Graham Colombé appreciates Eska's versatile voice and harmonica player but is driven from the Barbican auditorium by excessive volume

These two singers appeared separately either side of the interval and with different accompanists playing, in both cases, electric guitar, bass guitar and drums. I would have hoped that the singers would be in charge of the sound reaching the audience - in particular the volume level and the balance between voice and accompaniment - but this was probably not the case.

Presumably soundchecks had occurred before the performance but, certainly in the first half, there was someone onstage at a mixing board. And that’s the person I would prefer to blame for the excessive volume which I was only able to combat by pushing torn-off pieces of the set-list into my ears. The Soares set was even louder and drove me out into the foyer where a screen allowed me to follow the performance at a tolerable volume level.

Eska is a singer-songwriter with a versatile voice and an appealing range of stage movements. Unfortunately, although she sang in English, the effort required to compete with the volume of her accompanists made the words unintelligible. However she did feature on a couple of songs an excellent harmonica player who for a while reminded me that I was at a jazz festival.

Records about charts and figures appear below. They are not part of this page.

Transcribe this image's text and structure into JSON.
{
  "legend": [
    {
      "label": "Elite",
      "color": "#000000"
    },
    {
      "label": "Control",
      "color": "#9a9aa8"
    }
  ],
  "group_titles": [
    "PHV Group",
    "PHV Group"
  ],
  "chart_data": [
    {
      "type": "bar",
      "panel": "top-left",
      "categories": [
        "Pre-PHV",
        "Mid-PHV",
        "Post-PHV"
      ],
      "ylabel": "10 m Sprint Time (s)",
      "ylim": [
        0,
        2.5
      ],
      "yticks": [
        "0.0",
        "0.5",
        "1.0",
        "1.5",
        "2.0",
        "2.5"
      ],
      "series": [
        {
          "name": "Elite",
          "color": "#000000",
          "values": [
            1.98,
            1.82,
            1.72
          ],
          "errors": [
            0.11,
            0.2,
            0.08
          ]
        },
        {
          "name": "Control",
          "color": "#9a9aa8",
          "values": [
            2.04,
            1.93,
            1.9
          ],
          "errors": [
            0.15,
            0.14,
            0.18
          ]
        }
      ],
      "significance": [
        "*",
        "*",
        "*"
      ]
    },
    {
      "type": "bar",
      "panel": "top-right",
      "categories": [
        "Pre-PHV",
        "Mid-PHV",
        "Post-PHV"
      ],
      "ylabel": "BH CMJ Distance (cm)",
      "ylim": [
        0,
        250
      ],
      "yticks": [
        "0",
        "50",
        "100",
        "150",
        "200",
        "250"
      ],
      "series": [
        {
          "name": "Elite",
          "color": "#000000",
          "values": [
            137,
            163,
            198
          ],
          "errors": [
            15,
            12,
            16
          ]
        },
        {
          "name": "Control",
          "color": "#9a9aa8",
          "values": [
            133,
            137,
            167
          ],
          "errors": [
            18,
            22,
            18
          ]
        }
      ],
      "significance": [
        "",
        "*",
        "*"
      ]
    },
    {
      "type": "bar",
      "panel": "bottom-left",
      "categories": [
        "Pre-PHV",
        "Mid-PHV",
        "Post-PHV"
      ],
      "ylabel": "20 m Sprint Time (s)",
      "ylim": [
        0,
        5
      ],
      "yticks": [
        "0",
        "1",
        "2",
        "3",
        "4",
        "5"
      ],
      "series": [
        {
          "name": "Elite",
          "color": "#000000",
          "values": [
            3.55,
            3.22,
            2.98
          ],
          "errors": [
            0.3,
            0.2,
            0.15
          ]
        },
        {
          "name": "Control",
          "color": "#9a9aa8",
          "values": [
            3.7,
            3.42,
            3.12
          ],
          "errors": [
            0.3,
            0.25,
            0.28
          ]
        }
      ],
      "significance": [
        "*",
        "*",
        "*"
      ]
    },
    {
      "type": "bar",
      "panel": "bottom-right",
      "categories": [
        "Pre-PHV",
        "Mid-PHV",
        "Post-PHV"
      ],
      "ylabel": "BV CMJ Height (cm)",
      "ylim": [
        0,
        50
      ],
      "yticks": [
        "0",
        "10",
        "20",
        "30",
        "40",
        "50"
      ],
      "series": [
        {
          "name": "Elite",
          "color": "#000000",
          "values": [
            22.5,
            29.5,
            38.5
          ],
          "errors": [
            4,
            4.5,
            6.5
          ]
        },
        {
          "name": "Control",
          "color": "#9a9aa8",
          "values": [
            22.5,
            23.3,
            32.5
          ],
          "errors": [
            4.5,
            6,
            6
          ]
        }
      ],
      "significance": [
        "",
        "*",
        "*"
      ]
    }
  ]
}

Elza Soares (pictured above right) is aged around 80 years old and performed in a seated position. The songs she sang lacked melodic interest and it was clear that what appealed to the many Brazilians in the audience were the words, which my extremely limited Portuguese was unable to cope with. There was no programme available but if there had been it could have usefully included the English translations of the songs which are apparently available with the recent CD from which they were taken. The band was aggressive and (to repeat myself) absurdly loud and I was baffled that although most of the audience were younger than me (with theoretically more sensitive hearing) their ears apparently didn’t rebel at the decibels hurled towards them.

Overall this was a sad example of singers choosing to, or being forced to, sing at the people rather than to them.